This is to add to Pete’s post on the transformation of our data. The SALDA project is really searching for a framework or a set of tools to enable us to transform our other archive collections into Linked Data. What we have discovered so far is that there is a model that we can apply to the data, based on the LOCAH model, but there is some local tweaking that needs to be done due to the structure of our data.
Prior to 2009, our catalogue data was in HTML lists on our website or printed lists in our reading room. We imported the catalogues into our CALM database in summer 2009 and most information went into the title field. This meant that when we then exported the data to EAD there was no separate fields for date or description. I then revealed to Pete with my head in my hands, that we don’t use access points and this is what the LOCAH process was based around. Pete was optimistic in his outlook saying that there were good points about our data to focus on.

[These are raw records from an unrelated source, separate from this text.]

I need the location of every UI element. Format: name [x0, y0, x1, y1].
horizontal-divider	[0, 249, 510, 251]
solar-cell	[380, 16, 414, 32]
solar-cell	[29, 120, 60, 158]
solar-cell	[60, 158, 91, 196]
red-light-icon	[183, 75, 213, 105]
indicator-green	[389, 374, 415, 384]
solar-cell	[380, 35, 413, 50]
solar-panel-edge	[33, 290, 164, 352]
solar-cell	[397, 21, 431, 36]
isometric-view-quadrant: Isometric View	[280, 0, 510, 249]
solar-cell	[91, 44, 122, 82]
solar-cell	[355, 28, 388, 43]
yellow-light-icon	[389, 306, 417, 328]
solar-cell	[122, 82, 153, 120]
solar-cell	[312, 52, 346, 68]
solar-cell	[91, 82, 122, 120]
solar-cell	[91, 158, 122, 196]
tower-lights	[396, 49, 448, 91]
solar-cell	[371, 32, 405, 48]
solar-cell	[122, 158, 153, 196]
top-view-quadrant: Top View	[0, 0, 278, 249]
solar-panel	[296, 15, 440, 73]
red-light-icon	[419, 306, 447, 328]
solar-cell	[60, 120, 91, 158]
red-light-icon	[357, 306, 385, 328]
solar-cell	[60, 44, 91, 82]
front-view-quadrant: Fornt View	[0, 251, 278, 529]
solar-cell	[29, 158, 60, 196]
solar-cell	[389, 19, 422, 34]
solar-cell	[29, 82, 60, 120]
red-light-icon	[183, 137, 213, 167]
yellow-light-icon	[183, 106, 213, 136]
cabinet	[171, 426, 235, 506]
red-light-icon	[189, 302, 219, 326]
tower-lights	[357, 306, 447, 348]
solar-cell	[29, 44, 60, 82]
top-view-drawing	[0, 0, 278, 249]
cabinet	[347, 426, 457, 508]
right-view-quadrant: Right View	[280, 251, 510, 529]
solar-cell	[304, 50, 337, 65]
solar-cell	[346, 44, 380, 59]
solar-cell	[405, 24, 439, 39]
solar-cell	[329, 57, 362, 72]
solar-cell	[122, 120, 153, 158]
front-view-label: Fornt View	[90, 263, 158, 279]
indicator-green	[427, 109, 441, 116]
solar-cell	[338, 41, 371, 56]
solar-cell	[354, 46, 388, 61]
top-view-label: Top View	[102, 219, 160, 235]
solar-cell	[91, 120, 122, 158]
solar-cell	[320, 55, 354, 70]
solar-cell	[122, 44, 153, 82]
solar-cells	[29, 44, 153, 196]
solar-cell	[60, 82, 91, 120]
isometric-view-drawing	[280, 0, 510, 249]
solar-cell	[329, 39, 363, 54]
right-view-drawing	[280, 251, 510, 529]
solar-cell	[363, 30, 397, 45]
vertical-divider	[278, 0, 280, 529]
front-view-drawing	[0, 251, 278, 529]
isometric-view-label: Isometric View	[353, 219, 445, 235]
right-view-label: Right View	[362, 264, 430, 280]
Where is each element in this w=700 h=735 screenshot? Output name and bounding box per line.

- it was consistent in that it was all from one data provider
- it was consistent in the format of the date and where it appeared in the data (albeit not in the date field)
We decided then to think about other ways into the data. I provided Pete with 28 names out of the data in authorised form using National Register of Archives rules . I was able to confirm that these were definitely those people, so when it says “Churchill” in the data, it is:
Churchill, Sir Winston Leonard Spencer (1874-1965)Knight, prime minister and historian |
not churchill insurance, churchill college etc.

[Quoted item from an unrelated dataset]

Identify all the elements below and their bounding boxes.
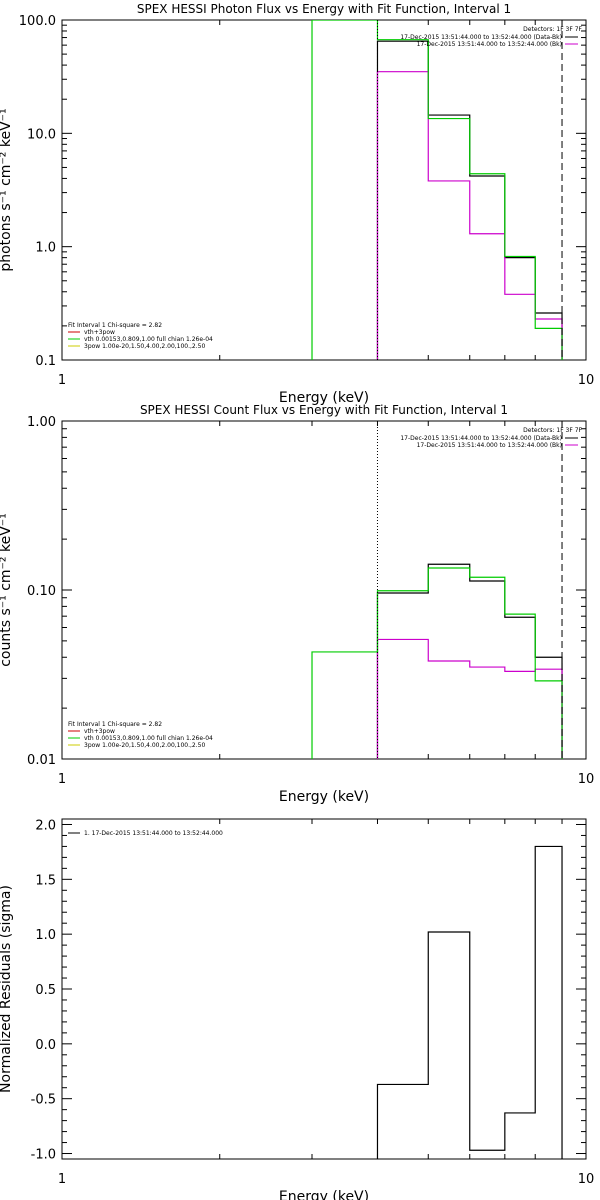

I also provided 100 or so keywords that appeared in the data and covered subjects from air raids to sex including places and organisations (Labour Party, Communist Party) events (the Coronation in 1953) and wider concepts like class, family, education and death.
Future proofing our data
Realising the limitations of our data as it stands in our archival management system has made the team at Sussex really look at how we catalogue things. We need to future proof our data so that we can export or transform our data or map across to other systems easier. We are compiling cataloguing guidelines to ensure that all our collection level records are ISAD (G) compatible and that certain fields are always populated in our componant records. This is not a small change and it will take a long time to modify 67,000 existing records. This has been an unexpected by-product of the SALDA project and one that we can’t ignore.